5 Things Every Police Wife Absolutely Needs To Have

Dating a police officer and unsure if you can make it?  Here are the 5 traits every police wife absolutely needs (and how to develop them!)

I don’t know if you’re here because you just started dating a police officer, or maybe your hubby just started the academy – or maybe your significant other has just let you know he’s interested, and you want to know a little more about what to expect if you’re going to be a police wife.

Whatever the case, you’re in the right place.

A sense of humor.

The ability to laugh at the weird, anxiety-inducing, or downright aggravating aspects of police wife life will make those things a lot less negative.

Because honestly, it’s all about attitude.  You can’t control what happens to you, but you can decide whether to throw a fit about it or decide to find the humor behind it.

Also, your husband will almost undoubtedly develop a dark sense of humor because of the job.  You might, too.

But I’m not sure – I’ve always had a slightly morbid sense of humor, so it’s just gotten worse over time.  Ha!

 

The ability to adapt.

Whoo-boy, if I had a nickel for every time a plan didn’t go the way I thought it would because of law enforcement… I would have a lot of freaking nickels.

A lot.

Seriously, so many things will not go as you planned because your husband has to work late because he had the bad luck to get a call half an hour before it was time to go, or he gets called in to cover someone else’s shift, or he has to work overtime… etcetera, etcetera.

It can be frustrating (hey, here’s where that sense of humor comes in!), but the better you are at adapting to those circumstances and moving on to the next best plan, the happier you’re going to be.

 

Hobbies and interests of her own.

I mean, everyone needs this, of course.

But, when you’re in the midst of solo parenting and tending to your husband’s emotional needs and attempting to keep the house from becoming completely chaotic, it’s easy to neglect your own emotional needs.

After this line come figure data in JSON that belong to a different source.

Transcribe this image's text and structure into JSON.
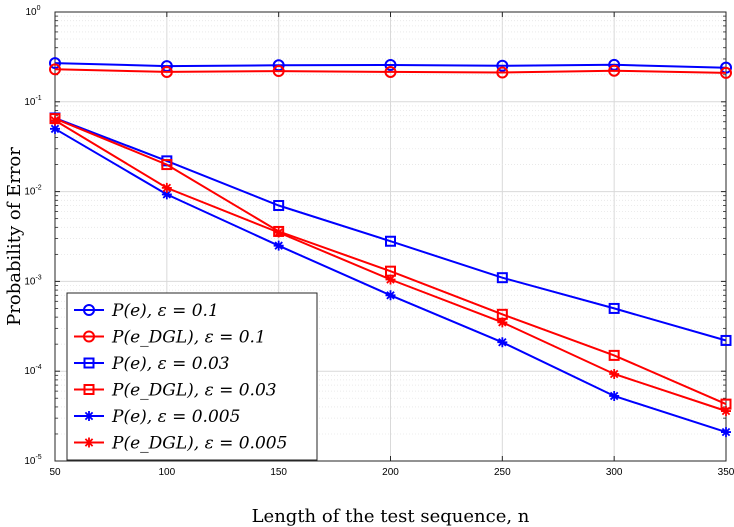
{
  "chart_data": {
    "type": "line",
    "title": "",
    "xlabel": "Length of the test sequence, n",
    "ylabel": "Probability of Error",
    "yscale": "log",
    "xlim": [
      50,
      350
    ],
    "ylim": [
      1e-05,
      1
    ],
    "grid": true,
    "legend_position": "bottom-left",
    "x": [
      50,
      100,
      150,
      200,
      250,
      300,
      350
    ],
    "x_tick_labels": [
      "50",
      "100",
      "150",
      "200",
      "250",
      "300",
      "350"
    ],
    "y_tick_labels": [
      "10^0",
      "10^-1",
      "10^-2",
      "10^-3",
      "10^-4",
      "10^-5"
    ],
    "series": [
      {
        "name": "P(e), ε = 0.1",
        "color": "#0000ff",
        "marker": "circle",
        "values": [
          0.27,
          0.25,
          0.255,
          0.257,
          0.252,
          0.258,
          0.24
        ]
      },
      {
        "name": "P(e_DGL), ε = 0.1",
        "color": "#ff0000",
        "marker": "circle",
        "values": [
          0.23,
          0.215,
          0.22,
          0.215,
          0.212,
          0.222,
          0.21
        ]
      },
      {
        "name": "P(e), ε = 0.03",
        "color": "#0000ff",
        "marker": "square",
        "values": [
          0.066,
          0.022,
          0.007,
          0.0028,
          0.0011,
          0.0005,
          0.00022
        ]
      },
      {
        "name": "P(e_DGL), ε = 0.03",
        "color": "#ff0000",
        "marker": "square",
        "values": [
          0.065,
          0.02,
          0.0036,
          0.0013,
          0.00043,
          0.00015,
          4.3e-05
        ]
      },
      {
        "name": "P(e), ε = 0.005",
        "color": "#0000ff",
        "marker": "star",
        "values": [
          0.05,
          0.0093,
          0.0025,
          0.0007,
          0.00021,
          5.3e-05,
          2.1e-05
        ]
      },
      {
        "name": "P(e_DGL), ε = 0.005",
        "color": "#ff0000",
        "marker": "star",
        "values": [
          0.062,
          0.011,
          0.0035,
          0.00105,
          0.00035,
          9.3e-05,
          3.6e-05
        ]
      }
    ]
  }
}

That means it’s extra important to be intentional about making time for yourself: for reading books you want to read, making crafts you’d like to make, and doing all the things that set your soul on fire.

It can be hard to make time for it, but ohhh so worth it.

Connection to others.

We are not meant to do this life alone – none of us!  We need one another – in the highs and the lows – to learn, grow, and take comfort from one another.

I know personally, the hardest moments I have ever experienced in my life were the ones where I felt like nobody else was there.  When I thought nobody else would ever understand.

Connecting with other police wives and knowing your struggles aren’t unique to you helps you feel like you really can make it.  That maybe you really are strong enough to care for your family and yourself while supporting your husband in law enforcement.

Love for your officer.

Last but definitely not least (arguably most), you just need to love your officer.

Because the thing is, the man you’re dating/married to? He might be a police officer, but he is also just a man.  And the man behind the badge?  That’s what matters most.

This life will no doubt change both of you. Sometimes it will break you down.  Sometimes it will absolutely bring you to your knees.

But the love that you have for one another?  That will help sustain you through it all.

After all, when you marry, you pledge, “in sickness and in health.”  Sometimes, that sickness is the mental anguish after a tough shift.  And it’s going to suck.

But remember who he is.  Remember what made you fall in love with him in the first place.